The Islamists detained "over 500 women and hundreds of children" in a school, one woman who escaped the area told AFP, adding that she had seen "decomposing bodies scattered all over".

US Secretary of State John Kerry joined rights monitors in blaming Boko Haram for "a crime against humanity" on the basis of evidence from the towns in northern Nigeria. Nigeria's army had planned to use the isolated settlement of Baga as one of its key bases to work with a regional force.

However, the other countries are opposed to any major deployment inside a bastion of Boko Haram, which is against Western education and wants to establish an Islamist caliphate.

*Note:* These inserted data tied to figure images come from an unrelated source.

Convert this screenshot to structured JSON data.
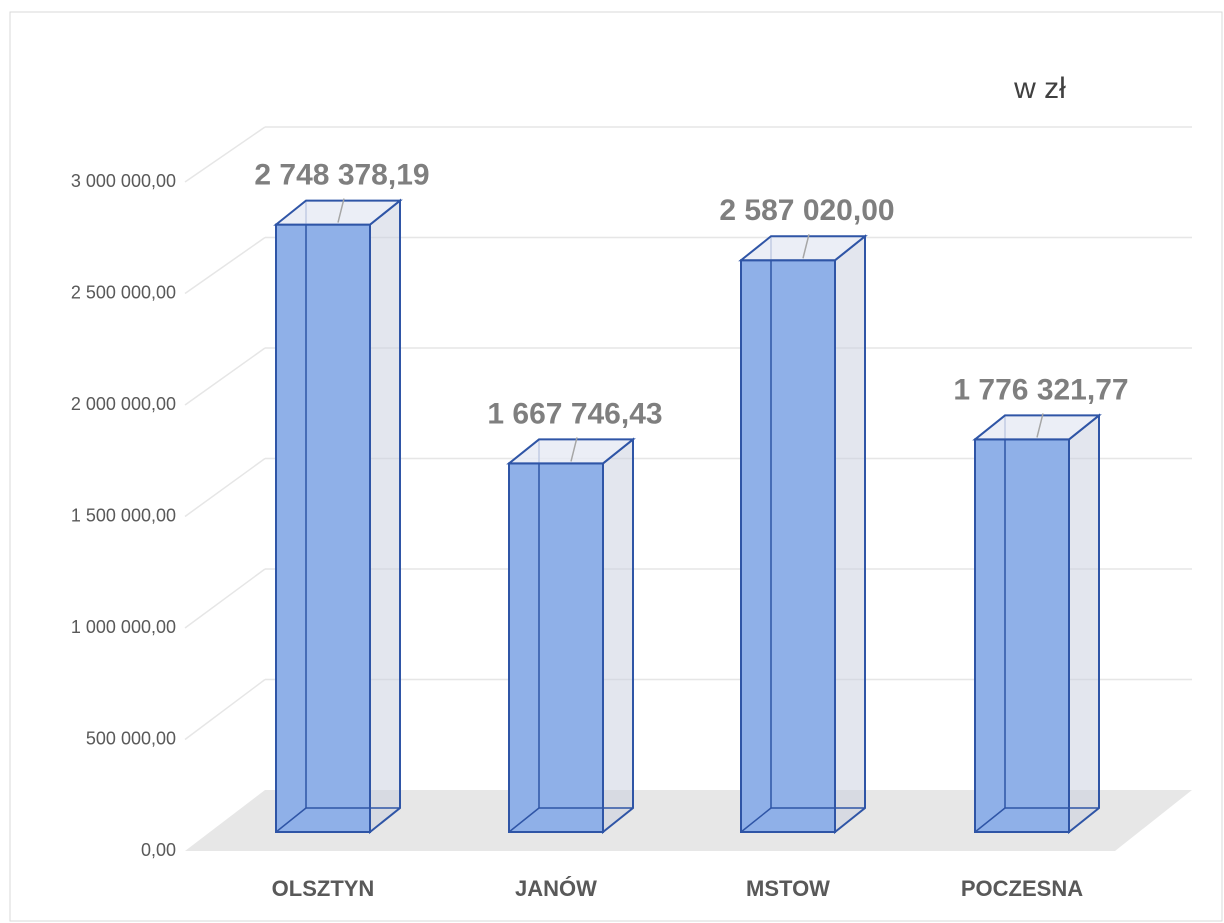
{
  "chart_data": {
    "type": "bar3d",
    "annotation": "w zł",
    "categories": [
      "OLSZTYN",
      "JANÓW",
      "MSTOW",
      "POCZESNA"
    ],
    "values": [
      2748378.19,
      1667746.43,
      2587020.0,
      1776321.77
    ],
    "value_labels": [
      "2 748 378,19",
      "1 667 746,43",
      "2 587 020,00",
      "1 776 321,77"
    ],
    "color": "#8fb0e8",
    "ylim": [
      0,
      3000000
    ],
    "yticks": [
      {
        "value": 0,
        "label": "0,00"
      },
      {
        "value": 500000,
        "label": "500 000,00"
      },
      {
        "value": 1000000,
        "label": "1 000 000,00"
      },
      {
        "value": 1500000,
        "label": "1 500 000,00"
      },
      {
        "value": 2000000,
        "label": "2 000 000,00"
      },
      {
        "value": 2500000,
        "label": "2 500 000,00"
      },
      {
        "value": 3000000,
        "label": "3 000 000,00"
      }
    ],
    "grid": true
  }
}
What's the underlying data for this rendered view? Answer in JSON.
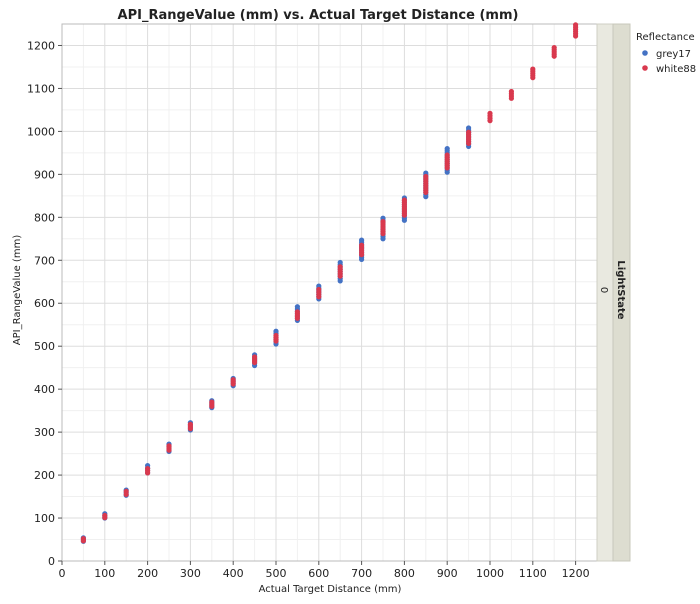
{
  "chart_data": {
    "type": "scatter",
    "title": "API_RangeValue (mm) vs. Actual Target Distance (mm)",
    "xlabel": "Actual Target Distance (mm)",
    "ylabel": "API_RangeValue (mm)",
    "xlim": [
      0,
      1250
    ],
    "ylim": [
      0,
      1250
    ],
    "xticks": [
      0,
      100,
      200,
      300,
      400,
      500,
      600,
      700,
      800,
      900,
      1000,
      1100,
      1200
    ],
    "yticks": [
      0,
      100,
      200,
      300,
      400,
      500,
      600,
      700,
      800,
      900,
      1000,
      1100,
      1200
    ],
    "grid": true,
    "legend": {
      "title": "Reflectance",
      "placement": "top-right",
      "entries": [
        {
          "name": "grey17",
          "color": "#4472c4"
        },
        {
          "name": "white88",
          "color": "#d9394e"
        }
      ]
    },
    "facet_strip": {
      "label": "LightState",
      "value": "0"
    },
    "series": [
      {
        "name": "grey17",
        "color": "#4472c4",
        "points": [
          {
            "x": 50,
            "y_min": 46,
            "y_max": 54
          },
          {
            "x": 100,
            "y_min": 100,
            "y_max": 110
          },
          {
            "x": 150,
            "y_min": 153,
            "y_max": 165
          },
          {
            "x": 200,
            "y_min": 205,
            "y_max": 222
          },
          {
            "x": 250,
            "y_min": 255,
            "y_max": 272
          },
          {
            "x": 300,
            "y_min": 305,
            "y_max": 322
          },
          {
            "x": 350,
            "y_min": 357,
            "y_max": 373
          },
          {
            "x": 400,
            "y_min": 408,
            "y_max": 425
          },
          {
            "x": 450,
            "y_min": 455,
            "y_max": 480
          },
          {
            "x": 500,
            "y_min": 505,
            "y_max": 535
          },
          {
            "x": 550,
            "y_min": 560,
            "y_max": 592
          },
          {
            "x": 600,
            "y_min": 610,
            "y_max": 640
          },
          {
            "x": 650,
            "y_min": 652,
            "y_max": 695
          },
          {
            "x": 700,
            "y_min": 702,
            "y_max": 747
          },
          {
            "x": 750,
            "y_min": 750,
            "y_max": 798
          },
          {
            "x": 800,
            "y_min": 793,
            "y_max": 845
          },
          {
            "x": 850,
            "y_min": 848,
            "y_max": 903
          },
          {
            "x": 900,
            "y_min": 905,
            "y_max": 960
          },
          {
            "x": 950,
            "y_min": 965,
            "y_max": 1008
          }
        ]
      },
      {
        "name": "white88",
        "color": "#d9394e",
        "points": [
          {
            "x": 50,
            "y_min": 47,
            "y_max": 52
          },
          {
            "x": 100,
            "y_min": 101,
            "y_max": 106
          },
          {
            "x": 150,
            "y_min": 155,
            "y_max": 162
          },
          {
            "x": 200,
            "y_min": 205,
            "y_max": 215
          },
          {
            "x": 250,
            "y_min": 258,
            "y_max": 268
          },
          {
            "x": 300,
            "y_min": 308,
            "y_max": 318
          },
          {
            "x": 350,
            "y_min": 360,
            "y_max": 370
          },
          {
            "x": 400,
            "y_min": 412,
            "y_max": 422
          },
          {
            "x": 450,
            "y_min": 462,
            "y_max": 475
          },
          {
            "x": 500,
            "y_min": 512,
            "y_max": 525
          },
          {
            "x": 550,
            "y_min": 565,
            "y_max": 580
          },
          {
            "x": 600,
            "y_min": 615,
            "y_max": 632
          },
          {
            "x": 650,
            "y_min": 663,
            "y_max": 685
          },
          {
            "x": 700,
            "y_min": 713,
            "y_max": 735
          },
          {
            "x": 750,
            "y_min": 762,
            "y_max": 790
          },
          {
            "x": 800,
            "y_min": 805,
            "y_max": 840
          },
          {
            "x": 850,
            "y_min": 858,
            "y_max": 895
          },
          {
            "x": 900,
            "y_min": 915,
            "y_max": 945
          },
          {
            "x": 950,
            "y_min": 972,
            "y_max": 998
          },
          {
            "x": 1000,
            "y_min": 1025,
            "y_max": 1042
          },
          {
            "x": 1050,
            "y_min": 1077,
            "y_max": 1093
          },
          {
            "x": 1100,
            "y_min": 1125,
            "y_max": 1145
          },
          {
            "x": 1150,
            "y_min": 1175,
            "y_max": 1195
          },
          {
            "x": 1200,
            "y_min": 1222,
            "y_max": 1248
          }
        ]
      }
    ]
  }
}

"The most worrying situation for us today is Nigeria, it's the situation of Boko Haram," Niger's Defence Minister Karidjo Mahamadou said after the fall of Baga.

"Since November, we have no longer been at that post (Baga). We explained to the Nigerians that we could not stay since we did not wish to put the lives of our soldiers in danger," Mahamadou said.

'Kick out the evil forces
Like Niger, Cameroon was strongly opposed to the Baga deployment option and will not send any troops into Nigeria on a permanent basis, security sources said after officials said the army killed 143 Boko Haram fighters who had attacked a military base in the northern town of Kolofata.

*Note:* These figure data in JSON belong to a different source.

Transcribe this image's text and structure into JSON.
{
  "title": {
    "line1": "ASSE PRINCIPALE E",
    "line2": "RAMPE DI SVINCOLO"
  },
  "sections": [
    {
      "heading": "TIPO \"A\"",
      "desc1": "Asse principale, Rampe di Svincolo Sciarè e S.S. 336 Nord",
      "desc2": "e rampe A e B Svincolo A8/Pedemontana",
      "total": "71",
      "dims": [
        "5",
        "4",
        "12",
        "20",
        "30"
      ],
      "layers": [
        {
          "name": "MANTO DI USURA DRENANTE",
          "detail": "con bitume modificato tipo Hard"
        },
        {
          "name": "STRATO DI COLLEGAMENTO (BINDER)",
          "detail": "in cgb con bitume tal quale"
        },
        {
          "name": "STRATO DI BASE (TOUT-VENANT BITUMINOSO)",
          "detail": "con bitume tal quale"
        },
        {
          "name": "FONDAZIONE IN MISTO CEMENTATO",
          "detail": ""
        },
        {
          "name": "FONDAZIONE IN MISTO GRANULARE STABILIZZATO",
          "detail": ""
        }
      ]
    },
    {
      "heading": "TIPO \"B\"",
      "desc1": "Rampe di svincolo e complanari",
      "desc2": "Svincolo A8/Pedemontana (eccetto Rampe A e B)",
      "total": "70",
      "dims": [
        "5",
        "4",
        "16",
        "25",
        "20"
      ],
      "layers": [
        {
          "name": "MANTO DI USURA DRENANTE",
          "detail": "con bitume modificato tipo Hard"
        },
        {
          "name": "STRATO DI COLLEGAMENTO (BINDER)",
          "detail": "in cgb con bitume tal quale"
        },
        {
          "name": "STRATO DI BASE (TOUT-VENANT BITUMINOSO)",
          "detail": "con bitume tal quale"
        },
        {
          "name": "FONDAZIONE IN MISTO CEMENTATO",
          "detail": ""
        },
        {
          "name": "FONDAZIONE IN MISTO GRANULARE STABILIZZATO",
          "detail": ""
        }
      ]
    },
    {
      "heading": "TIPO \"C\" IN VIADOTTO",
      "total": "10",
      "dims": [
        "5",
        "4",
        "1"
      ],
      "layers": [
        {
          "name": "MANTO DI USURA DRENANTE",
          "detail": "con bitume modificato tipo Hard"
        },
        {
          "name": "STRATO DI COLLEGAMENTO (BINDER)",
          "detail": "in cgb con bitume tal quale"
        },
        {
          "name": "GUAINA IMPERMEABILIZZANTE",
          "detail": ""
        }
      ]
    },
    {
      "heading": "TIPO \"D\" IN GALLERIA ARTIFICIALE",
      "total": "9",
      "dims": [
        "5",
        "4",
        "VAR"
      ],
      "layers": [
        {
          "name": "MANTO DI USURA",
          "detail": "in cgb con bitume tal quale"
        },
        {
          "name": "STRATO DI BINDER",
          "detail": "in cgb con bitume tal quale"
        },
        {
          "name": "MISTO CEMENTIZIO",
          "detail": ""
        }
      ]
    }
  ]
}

President Paul Biya favours the exchange of intelligence reports to enable coordinated operations, but believes each nation should act on its own territory around Lake Chad, the security sources said.

Cameroon has for months complained about the Nigerian army's lack of fight and mass desertions in the face of the Islamists.

"Nigerian soldiers abandon their weapons when they desert their positions," a Cameroonian military officer said early this week. "Those are the weapons with which we are attacked."

For Chad, its battle-hardened army will step in to help "in the courageous and determined response of (Cameroon's) armed force against the criminal and terrorist acts of Boko Haram," the government stated Wednesday after President Idriss Deby received Cameroon's defence minister.